Le Conseil constitutionnel a, par ailleurs, jugé que les dispositions contestées du CPP relatives à l'entretien de la personne gardée à vue avec son avocat assurent, entre le droit de cette personne à bénéficier de l'assistance d'un avocat et l'objectif de recherche des auteurs d'infractions, une conciliation qui n'est pas déséquilibrée. Il en va de même des dispositions relatives à l'éventuel report de l'entretien entre cette personne et son avocat.

II. - L'article 62 du CPP relatif à « l'audition libre » a fait l'objet d'une réserve pour en assurer la conformité à la Constitution

Le second alinéa de l'article 62 permet « l'audition libre » d'une personne en dehors du régime de la garde à vue, c'est-à-dire sans son maintien à la disposition des enquêteurs sous le régime de la contrainte. Dès lors que la personne consent librement à être entendue, aucune exigence constitutionnelle n'impose qu'elle bénéficie de l'assistance effective d'un avocat.

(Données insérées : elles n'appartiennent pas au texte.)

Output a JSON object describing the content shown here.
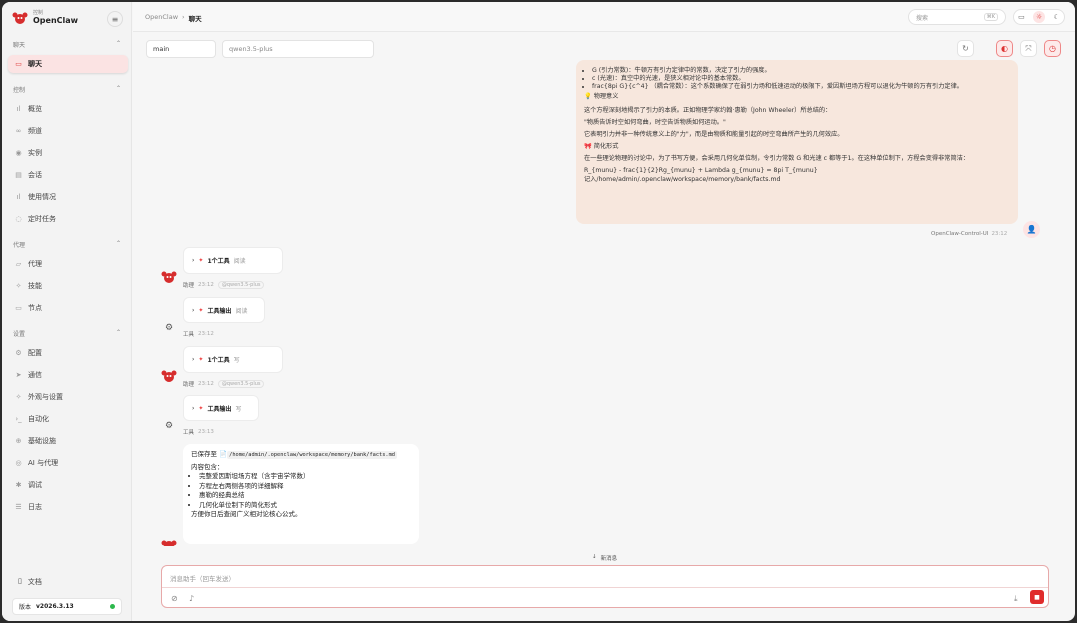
{
  "brand": {
    "small": "控制",
    "name": "OpenClaw"
  },
  "sidebar": {
    "sections": [
      {
        "label": "聊天",
        "items": [
          {
            "label": "聊天",
            "icon": "chat-icon"
          }
        ]
      },
      {
        "label": "控制",
        "items": [
          {
            "label": "概览",
            "icon": "bar-chart-icon"
          },
          {
            "label": "频道",
            "icon": "link-icon"
          },
          {
            "label": "实例",
            "icon": "signal-icon"
          },
          {
            "label": "会话",
            "icon": "document-icon"
          },
          {
            "label": "使用情况",
            "icon": "bar-chart-icon"
          },
          {
            "label": "定时任务",
            "icon": "clock-icon"
          }
        ]
      },
      {
        "label": "代理",
        "items": [
          {
            "label": "代理",
            "icon": "folder-icon"
          },
          {
            "label": "技能",
            "icon": "sparkle-icon"
          },
          {
            "label": "节点",
            "icon": "monitor-icon"
          }
        ]
      },
      {
        "label": "设置",
        "items": [
          {
            "label": "配置",
            "icon": "gear-icon"
          },
          {
            "label": "通信",
            "icon": "send-icon"
          },
          {
            "label": "外观与设置",
            "icon": "sparkle-icon"
          },
          {
            "label": "自动化",
            "icon": "terminal-icon"
          },
          {
            "label": "基础设施",
            "icon": "globe-icon"
          },
          {
            "label": "AI 与代理",
            "icon": "brain-icon"
          },
          {
            "label": "调试",
            "icon": "bug-icon"
          },
          {
            "label": "日志",
            "icon": "logs-icon"
          }
        ]
      }
    ],
    "docs_label": "文档",
    "version_label": "版本",
    "version": "v2026.3.13"
  },
  "topbar": {
    "breadcrumb_root": "OpenClaw",
    "breadcrumb_sep": "›",
    "breadcrumb_current": "聊天",
    "search_placeholder": "搜索",
    "search_shortcut": "⌘K"
  },
  "session": {
    "name": "main",
    "model": "qwen3.5-plus"
  },
  "user_message": {
    "bullets": [
      "G (引力常数)：牛顿万有引力定律中的常数，决定了引力的强度。",
      "c (光速)：真空中的光速，是狭义相对论中的基本常数。",
      "frac{8pi G}{c^4} （耦合常数）：这个系数确保了在弱引力场和低速运动的极限下，爱因斯坦场方程可以退化为牛顿的万有引力定律。"
    ],
    "heading_meaning": "物理意义",
    "para1": "这个方程深刻地揭示了引力的本质。正如物理学家约翰·惠勒（John Wheeler）所总结的：",
    "quote": "\"物质告诉时空如何弯曲，时空告诉物质如何运动。\"",
    "para2": "它表明引力并非一种传统意义上的\"力\"，而是由物质和能量引起的时空弯曲所产生的几何效应。",
    "heading_simplified": "简化形式",
    "para3": "在一些理论物理的讨论中，为了书写方便，会采用几何化单位制，令引力常数 G 和光速 c 都等于1。在这种单位制下，方程会变得非常简洁：",
    "formula": "R_{munu} - frac{1}{2}Rg_{munu} + Lambda g_{munu} = 8pi T_{munu}",
    "saved_note": "记入/home/admin/.openclaw/workspace/memory/bank/facts.md",
    "sender": "OpenClaw-Control-UI",
    "time": "23:12"
  },
  "tool_events": [
    {
      "card": {
        "count": "1个工具",
        "action": "阅读"
      },
      "role": "助理",
      "time": "23:12",
      "model": "@qwen3.5-plus"
    },
    {
      "card": {
        "count": "工具输出",
        "action": "阅读"
      },
      "role": "工具",
      "time": "23:12"
    },
    {
      "card": {
        "count": "1个工具",
        "action": "写"
      },
      "role": "助理",
      "time": "23:12",
      "model": "@qwen3.5-plus"
    },
    {
      "card": {
        "count": "工具输出",
        "action": "写"
      },
      "role": "工具",
      "time": "23:13"
    }
  ],
  "assistant_message": {
    "saved_prefix": "已保存至",
    "path": "/home/admin/.openclaw/workspace/memory/bank/facts.md",
    "contents_label": "内容包含：",
    "items": [
      "完整爱因斯坦场方程（含宇宙学常数）",
      "方程左右两侧各项的详细解释",
      "惠勒的经典总结",
      "几何化单位制下的简化形式"
    ],
    "footer": "方便你日后查阅广义相对论核心公式。"
  },
  "new_messages_label": "新消息",
  "composer": {
    "placeholder": "消息助手（回车发送）"
  },
  "colors": {
    "accent": "#e02b2b",
    "user_bubble": "#f7e7dd",
    "active_nav": "#fbe3e3",
    "status_online": "#2db84c"
  }
}
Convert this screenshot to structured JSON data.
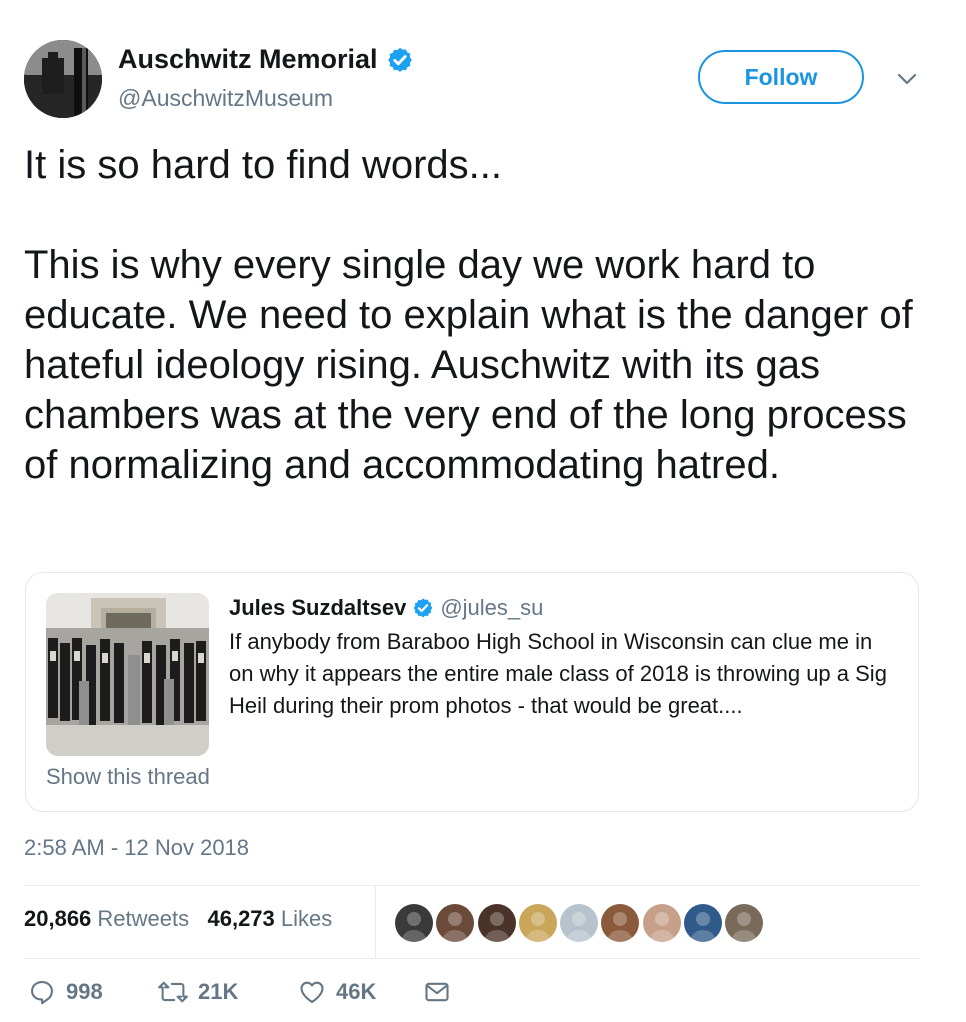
{
  "author": {
    "name": "Auschwitz Memorial",
    "handle": "@AuschwitzMuseum",
    "verified": true
  },
  "follow_label": "Follow",
  "tweet_paragraphs": [
    "It is so hard to find words...",
    "This is why every single day we work hard to educate. We need to explain what is the danger of hateful ideology rising. Auschwitz with its gas chambers was at the very end of the long process of normalizing and accommodating hatred."
  ],
  "quoted": {
    "name": "Jules Suzdaltsev",
    "handle": "@jules_su",
    "verified": true,
    "text": "If anybody from Baraboo High School in Wisconsin can clue me in on why it appears the entire male class of 2018 is throwing up a Sig Heil during their prom photos - that would be great....",
    "show_thread": "Show this thread"
  },
  "timestamp": "2:58 AM - 12 Nov 2018",
  "stats": {
    "retweets_count": "20,866",
    "retweets_label": "Retweets",
    "likes_count": "46,273",
    "likes_label": "Likes"
  },
  "liker_avatar_colors": [
    "#3a3a3a",
    "#6b4a3a",
    "#4a3328",
    "#c9a65a",
    "#b8c2cc",
    "#8a5a3a",
    "#c7a08a",
    "#2f5a8a",
    "#7a6a5a"
  ],
  "actions": {
    "replies": "998",
    "retweets": "21K",
    "likes": "46K"
  },
  "colors": {
    "accent": "#1b95e0",
    "verified": "#1da1f2",
    "secondary_text": "#657786",
    "primary_text": "#14171a"
  }
}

Toutefois, le Conseil constitutionnel a jugé qu'il résulte du respect des droits de la défense qu'une personne à l'encontre de laquelle il apparaît, avant son audition ou au cours de celle-ci, qu'il existe des raisons plausibles de soupçonner qu'elle a commis ou tenté de commettre une infraction pour laquelle elle pourrait être placée en garde à vue, ne saurait être entendue ou continuer à être entendue librement par les enquêteurs que si elle a été informée de la nature et de la date de l'infraction qu'on la soupçonne d'avoir commise et de son droit de quitter à tout moment les locaux de police ou de gendarmerie. Sous cette réserve applicable aux auditions réalisées postérieurement à la publication de la présente décision, le Conseil constitutionnel a jugé que les dispositions du second alinéa de l'article 62 du code de procédure pénale ne méconnaissent pas les droits de la défense.